UN Data Show Banning Abortion Doesn’t Increase Maternal Mortality
(NEW YORK – C-FAM) Nations with permissive abortion laws do not experience lower rates of maternal mortality compared to nations with restrictive abortion laws according to new data published by the United Nations Populations Division.
Pro-abortion radicals have long argued that the right to abortion should be guaranteed by international law because restricting abortion leads to high maternal mortality. But an examination and comparison of four countries of the developed world tells a far different story. The data are found in "The World Mortality Report: 2005" which was published by the UN Population Division at the start of this year. Completed over the course of 2005, it "is the first report of its kind produced by the" UN Population Division. It measures mortality, including maternal and infant mortality, for all the world's countries.
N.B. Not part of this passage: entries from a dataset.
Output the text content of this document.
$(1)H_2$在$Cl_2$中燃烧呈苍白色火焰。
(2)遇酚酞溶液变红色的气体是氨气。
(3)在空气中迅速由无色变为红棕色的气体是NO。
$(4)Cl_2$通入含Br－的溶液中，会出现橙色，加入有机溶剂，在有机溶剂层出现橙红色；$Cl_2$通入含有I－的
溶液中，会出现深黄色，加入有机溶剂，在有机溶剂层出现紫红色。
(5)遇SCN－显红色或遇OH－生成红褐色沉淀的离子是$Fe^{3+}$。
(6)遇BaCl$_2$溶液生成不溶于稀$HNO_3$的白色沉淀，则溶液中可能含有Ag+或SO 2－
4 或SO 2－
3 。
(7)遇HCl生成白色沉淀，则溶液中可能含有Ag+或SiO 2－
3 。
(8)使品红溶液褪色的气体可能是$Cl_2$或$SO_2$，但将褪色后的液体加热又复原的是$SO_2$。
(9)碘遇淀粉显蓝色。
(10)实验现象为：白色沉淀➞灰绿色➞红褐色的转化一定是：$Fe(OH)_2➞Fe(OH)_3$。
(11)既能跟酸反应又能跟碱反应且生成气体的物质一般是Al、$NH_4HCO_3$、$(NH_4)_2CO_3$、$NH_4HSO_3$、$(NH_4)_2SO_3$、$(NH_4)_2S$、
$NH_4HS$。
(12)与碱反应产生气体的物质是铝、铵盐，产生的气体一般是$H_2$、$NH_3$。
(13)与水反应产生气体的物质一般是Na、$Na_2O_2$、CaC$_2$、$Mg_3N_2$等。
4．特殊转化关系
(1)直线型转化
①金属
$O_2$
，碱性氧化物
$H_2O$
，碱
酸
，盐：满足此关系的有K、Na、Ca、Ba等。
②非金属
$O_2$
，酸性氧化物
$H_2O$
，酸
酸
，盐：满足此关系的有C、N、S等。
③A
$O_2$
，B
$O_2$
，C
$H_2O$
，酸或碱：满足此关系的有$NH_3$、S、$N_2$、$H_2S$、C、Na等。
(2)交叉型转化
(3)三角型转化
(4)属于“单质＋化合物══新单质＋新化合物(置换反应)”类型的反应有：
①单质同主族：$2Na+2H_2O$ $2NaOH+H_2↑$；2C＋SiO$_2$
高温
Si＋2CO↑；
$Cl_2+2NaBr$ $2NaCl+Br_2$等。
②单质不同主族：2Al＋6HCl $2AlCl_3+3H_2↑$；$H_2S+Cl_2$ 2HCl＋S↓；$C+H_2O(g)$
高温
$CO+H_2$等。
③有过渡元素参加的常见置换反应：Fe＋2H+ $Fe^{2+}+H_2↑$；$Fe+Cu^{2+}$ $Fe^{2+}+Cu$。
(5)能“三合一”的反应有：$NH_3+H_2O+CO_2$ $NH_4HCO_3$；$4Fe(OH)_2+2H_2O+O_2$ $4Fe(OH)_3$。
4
According to the report, Russia, where abortion is legal, has a maternal mortality rate of 67 deaths for every 100,000 births. The United States, where there are almost no restrictions on abortion, has a rate of 17 deaths for every 100,000 births.
Both Ireland and Poland, favorite targets of the pro-abortion radicals for their strong restrictions on abortion, have better maternal mortality rates than Russia and the US. Ireland has the lowest rate of the four countries with only 5 deaths for every 100,000 births. In Poland, which like Russia was recently freed from communism, the maternal mortality rate is 13 deaths for every 100,000 births.
Liberal abortion laws do not seem to decrease infant mortality either even if one does not consider abortion to be an instance of infant mortality. Ireland also has the lowest rate in this category with 6 deaths for every 1,000 live births. Both Poland and the US have an infant mortality rate of 7 deaths for every 1,000 live babies born. Russia has a much higher infant mortality rate, of 12 deaths for every 1,000 live births. Because the state of record keeping and the regularity of government censuses is not uniformly advanced throughout the world, the report warns that "it is important [for readers] to be cautious about the comparability of the mortality estimates presented [therein]… for different countries." All the above figures quoted from the report are from tabulations recorded from the beginning of 2000 to the end of 2004. In all cases, the report uses the most current data that the UN Population Division was able to obtain at the time.